Review: Phoenix Dance Theatre in Mixed Bill at Sadler's Wells

Performance: 28 & 29 April 08
Reviewed by Graham Watts - Thursday 1 May 2008

Sadler’s Wells: 29 April 2008

In his programme notes Javier De Frutos confesses to finding the process of creation to be ‘extraordinarily difficult’, perhaps made more so by the competing demands of his relatively new role as Artistic Director of Phoenix Dance Theatre. What is not in question, though, are his programming skills. This quadruple bill is intelligently crafted and attractive, providing a seamless series of baroque-inspired dance that, although created many years apart, appeared to have lived side-by-side, forever.

De Frutos has given Phoenix yet another new lease of life with a commitment to expand its repertoire with new work by outstanding modern choreographers (including a regular flow of his own output) and also to recreate classic American contemporary dance works for a new audience. Last year, it was Jane Dudley’s ebullient burst of life in *‘Harmonica Breakdown’ that was brought back to life, winning *Kialea Nadine-Williams a National Dance award in the process; this year it is José Limón’s wonderful modern Baroque masterpieces, Chaconne’(1942) and *‘The Moor’s Pavane’ (1949) that have been lovingly resuscitated (under the expert direction of *Sarah Stackhouse – a former principal dancer and partner to Limón).

I was completely absorbed in the constant renewal of theme and variation in Limón’s solo, ‘Chaconne’, enhanced by the precision of Dane Hurst’s brilliant exhibition of baroque movement, which so perfectly inhabited Limón’s spatial masterplan; it was like watching an 18th Century draughtsman creating the most intricate architectural drawing with every part of his body.
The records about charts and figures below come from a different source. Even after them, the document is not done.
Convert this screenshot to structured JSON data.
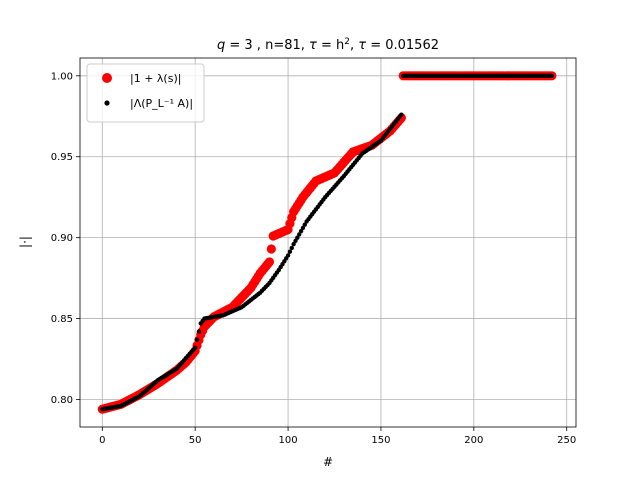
{
  "chart_data": {
    "type": "scatter",
    "title": "q = 3 , n=81, τ = h², τ = 0.01562",
    "title_parts": {
      "q": "q",
      "q_eq": " = 3 , n=81, ",
      "tau1": "τ",
      "tau1_eq": " = h",
      "sup": "2",
      "sep": ", ",
      "tau2": "τ",
      "tau2_eq": " = 0.01562"
    },
    "xlabel": "#",
    "ylabel": "|·|",
    "xlim": [
      -12,
      255
    ],
    "ylim": [
      0.783,
      1.011
    ],
    "xticks": [
      0,
      50,
      100,
      150,
      200,
      250
    ],
    "yticks": [
      0.8,
      0.85,
      0.9,
      0.95,
      1.0
    ],
    "xtick_labels": [
      "0",
      "50",
      "100",
      "150",
      "200",
      "250"
    ],
    "ytick_labels": [
      "0.80",
      "0.85",
      "0.90",
      "0.95",
      "1.00"
    ],
    "grid": true,
    "legend_position": "top-left",
    "legend": [
      {
        "label": "|1 + λ(s)|",
        "color": "#ff0000",
        "marker": "large-circle"
      },
      {
        "label": "|Λ(P_L⁻¹ A)|",
        "color": "#000000",
        "marker": "small-circle"
      }
    ],
    "series": [
      {
        "name": "|1 + λ(s)|",
        "color": "#ff0000",
        "marker": "large-circle",
        "x_start": 0,
        "x_end": 242,
        "y_anchors": [
          [
            0,
            0.794
          ],
          [
            10,
            0.797
          ],
          [
            20,
            0.803
          ],
          [
            30,
            0.81
          ],
          [
            40,
            0.818
          ],
          [
            45,
            0.823
          ],
          [
            50,
            0.83
          ],
          [
            53,
            0.84
          ],
          [
            55,
            0.845
          ],
          [
            60,
            0.851
          ],
          [
            70,
            0.857
          ],
          [
            80,
            0.869
          ],
          [
            85,
            0.878
          ],
          [
            90,
            0.885
          ],
          [
            92,
            0.901
          ],
          [
            100,
            0.905
          ],
          [
            103,
            0.916
          ],
          [
            108,
            0.925
          ],
          [
            115,
            0.935
          ],
          [
            125,
            0.94
          ],
          [
            135,
            0.953
          ],
          [
            145,
            0.957
          ],
          [
            155,
            0.966
          ],
          [
            161,
            0.974
          ],
          [
            162,
            1.0
          ],
          [
            242,
            1.0
          ]
        ]
      },
      {
        "name": "|Λ(P_L⁻¹ A)|",
        "color": "#000000",
        "marker": "small-circle",
        "x_start": 0,
        "x_end": 242,
        "y_anchors": [
          [
            0,
            0.794
          ],
          [
            10,
            0.796
          ],
          [
            20,
            0.802
          ],
          [
            30,
            0.812
          ],
          [
            40,
            0.819
          ],
          [
            50,
            0.832
          ],
          [
            53,
            0.847
          ],
          [
            55,
            0.85
          ],
          [
            65,
            0.852
          ],
          [
            75,
            0.857
          ],
          [
            85,
            0.866
          ],
          [
            90,
            0.872
          ],
          [
            95,
            0.88
          ],
          [
            100,
            0.889
          ],
          [
            103,
            0.896
          ],
          [
            110,
            0.91
          ],
          [
            120,
            0.925
          ],
          [
            130,
            0.938
          ],
          [
            140,
            0.952
          ],
          [
            150,
            0.96
          ],
          [
            161,
            0.976
          ],
          [
            162,
            1.0
          ],
          [
            242,
            1.0
          ]
        ]
      }
    ]
  }
}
Varying the same basic themes is also the wherewithal of ‘The Moor’s Pavanne’, perhaps the most seminal use of a baroque movement language in twentieth century modern dance: the legs are never lifted high; hand, arm and back movements are subtle curves and gentle rotations; this is cerebral, rather than gymnastic dance. Whilst the aesthetics of this Limón gem were well observed by the Phoenix dancers, I wasn’t so impressed by the lack of consistency in the crispness of movement, which may signify nothing other than the impossible complexity of the frequently repeated steps.

The best compliment for the two De Frutos works that enveloped the Limón content is that the fit was perfect. The opener – ‘Blue Roses’ – builds upon De Frutos’ own research into the work of Tennessee Williams, specifically inspired by selected passages from ‘The Glass Menagerie’, which is a thinly-veiled auto-biographical work. Williams’ words provide the score and achieve a level of musicality that goes well beyond what one could expect from a spoken text and the choreography generally articulated the words with a sophisticated intent; like a thoughtful, musical sign language.

Finally, I liked De Frutos’ ‘*Paseillo’* much more in this sympathetic baroque-inspired context than when pared with the earthy, violent ‘Los Picadores’. It has a special passion as dancers, dressed in long, neutral, almost monk-like gowns perform a long series of sequential dances in what appears to be a ring (an image encouraged by the regular parading of boxing-round numbers on placards). I love the ending, where Mozart’s sacramental music is suddenly replaced by the Aloha Chorus’ ‘Farewell to You’ – a touch of unpredictability that is lined with genius.

This was not a programme for anyone that likes dance without having to work too hard. It’s a challenging, cerebral exercise, but one that is well worth the effort and shows off the artistic and performance brilliance of this small company to very good effect.